Toujours en lien avec son Allemagne natale, Richard Wagner demande au Roi Frédéric Auguste II de Saxe de produire Rienzi à Dresde. La demande, appuyée par Meyerbeer, est acceptée.
Le Vaisseau fantôme est proposé à Berlin (également soutenu par Meyerbeer) où il est accepté (la Première a malgré tout lieu à Dresde, comme Rienzi, le succès de ce dernier ayant ouvert la scène Royale de Saxe aux compositions de Wagner).En cette fin d’année 1841
Samuel Lehrs fournit à Richard Wagner un volume des Études historiques et littéraires de la Société royale allemande de Königsberg où il trouve un récit de la guerre de la Wartburg qui deviendra le noyau central de Tannhäuser et un résumé détaillé de l’épopée de Lohengrin ; les deux œuvres trouvent donc une origine commune.
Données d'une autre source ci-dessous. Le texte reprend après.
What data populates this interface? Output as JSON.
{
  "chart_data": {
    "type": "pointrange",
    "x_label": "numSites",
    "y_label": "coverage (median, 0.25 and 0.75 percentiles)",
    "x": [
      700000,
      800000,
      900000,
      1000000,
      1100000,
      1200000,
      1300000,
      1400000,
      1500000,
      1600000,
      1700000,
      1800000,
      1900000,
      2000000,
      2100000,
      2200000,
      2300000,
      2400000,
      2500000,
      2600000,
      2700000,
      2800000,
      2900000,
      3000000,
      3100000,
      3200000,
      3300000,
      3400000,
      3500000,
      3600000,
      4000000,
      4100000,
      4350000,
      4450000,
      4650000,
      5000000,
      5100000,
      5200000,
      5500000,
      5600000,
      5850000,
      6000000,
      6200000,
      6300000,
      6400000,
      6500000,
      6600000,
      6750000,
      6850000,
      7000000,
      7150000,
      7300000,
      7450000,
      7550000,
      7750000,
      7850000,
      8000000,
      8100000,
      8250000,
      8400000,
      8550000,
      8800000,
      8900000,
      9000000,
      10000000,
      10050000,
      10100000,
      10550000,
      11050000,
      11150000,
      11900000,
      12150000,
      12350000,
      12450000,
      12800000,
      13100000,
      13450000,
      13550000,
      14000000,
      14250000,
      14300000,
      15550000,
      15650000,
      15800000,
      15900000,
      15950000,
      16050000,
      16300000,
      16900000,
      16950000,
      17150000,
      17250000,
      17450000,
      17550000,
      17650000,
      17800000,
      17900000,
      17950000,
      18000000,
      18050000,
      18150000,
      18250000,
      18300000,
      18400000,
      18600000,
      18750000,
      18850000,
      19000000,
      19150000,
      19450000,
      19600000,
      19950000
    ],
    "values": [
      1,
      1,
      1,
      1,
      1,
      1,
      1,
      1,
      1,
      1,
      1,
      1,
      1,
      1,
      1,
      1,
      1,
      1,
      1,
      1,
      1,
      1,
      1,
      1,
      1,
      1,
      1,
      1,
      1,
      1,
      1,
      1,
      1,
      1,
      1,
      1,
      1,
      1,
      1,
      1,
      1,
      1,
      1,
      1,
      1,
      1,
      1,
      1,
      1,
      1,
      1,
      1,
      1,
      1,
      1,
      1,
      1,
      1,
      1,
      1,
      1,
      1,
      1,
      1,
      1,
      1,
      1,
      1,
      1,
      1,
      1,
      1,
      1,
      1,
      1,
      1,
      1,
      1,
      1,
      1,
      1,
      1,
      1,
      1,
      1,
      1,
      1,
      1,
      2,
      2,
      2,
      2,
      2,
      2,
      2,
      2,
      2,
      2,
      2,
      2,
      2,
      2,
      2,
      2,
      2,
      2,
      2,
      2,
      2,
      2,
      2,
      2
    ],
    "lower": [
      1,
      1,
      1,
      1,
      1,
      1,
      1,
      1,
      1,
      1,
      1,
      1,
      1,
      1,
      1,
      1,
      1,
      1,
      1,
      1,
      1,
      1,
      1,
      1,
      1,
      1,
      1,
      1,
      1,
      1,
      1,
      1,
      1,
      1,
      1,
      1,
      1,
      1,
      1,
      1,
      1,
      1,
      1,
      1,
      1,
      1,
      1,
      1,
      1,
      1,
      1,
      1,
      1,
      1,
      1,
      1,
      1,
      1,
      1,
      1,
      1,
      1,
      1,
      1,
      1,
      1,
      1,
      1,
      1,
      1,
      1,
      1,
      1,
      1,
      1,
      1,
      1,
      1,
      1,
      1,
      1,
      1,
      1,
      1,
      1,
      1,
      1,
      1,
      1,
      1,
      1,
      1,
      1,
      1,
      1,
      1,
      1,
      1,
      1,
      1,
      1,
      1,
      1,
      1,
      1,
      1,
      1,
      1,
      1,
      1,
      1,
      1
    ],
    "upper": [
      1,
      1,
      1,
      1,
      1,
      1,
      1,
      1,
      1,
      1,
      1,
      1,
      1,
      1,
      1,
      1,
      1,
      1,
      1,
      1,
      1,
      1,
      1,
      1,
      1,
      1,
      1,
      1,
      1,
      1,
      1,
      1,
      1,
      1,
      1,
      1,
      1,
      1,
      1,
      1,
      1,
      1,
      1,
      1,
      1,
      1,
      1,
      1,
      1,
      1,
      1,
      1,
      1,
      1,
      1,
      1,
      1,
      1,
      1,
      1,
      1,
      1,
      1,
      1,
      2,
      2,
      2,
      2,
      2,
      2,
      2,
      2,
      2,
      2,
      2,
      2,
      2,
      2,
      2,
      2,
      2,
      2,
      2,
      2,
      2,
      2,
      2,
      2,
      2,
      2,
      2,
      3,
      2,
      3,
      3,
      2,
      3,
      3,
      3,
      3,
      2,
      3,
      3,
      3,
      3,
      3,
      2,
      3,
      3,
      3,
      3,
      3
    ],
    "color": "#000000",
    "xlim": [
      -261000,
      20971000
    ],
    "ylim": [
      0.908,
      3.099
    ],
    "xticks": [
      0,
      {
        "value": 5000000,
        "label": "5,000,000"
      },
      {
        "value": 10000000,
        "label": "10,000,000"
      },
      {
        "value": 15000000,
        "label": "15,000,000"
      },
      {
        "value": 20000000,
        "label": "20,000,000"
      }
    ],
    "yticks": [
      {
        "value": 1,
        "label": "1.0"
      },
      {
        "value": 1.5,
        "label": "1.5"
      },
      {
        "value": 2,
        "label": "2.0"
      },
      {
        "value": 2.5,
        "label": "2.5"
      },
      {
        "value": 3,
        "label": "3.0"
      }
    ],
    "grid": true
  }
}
Un Premier Noël parisien passé dans une « petite opulence »
Le beau-frère de Wagner, Avénarius, averti de la précarité de la situation du couple Wagner à Paris, a fait entendre la nouvelle auprès des membres de la famille les plus fortunés restés en Allemagne. C’est un succès pour Richard Wagner et son épouse qui reçoivent de cette « générosité familiale unie » une petite somme qui permet à Wagner de rentrer subrepticement au sein de son couple, porteur d’une oie pour Noël tenant dans son bec un billet… de cinq cents francs.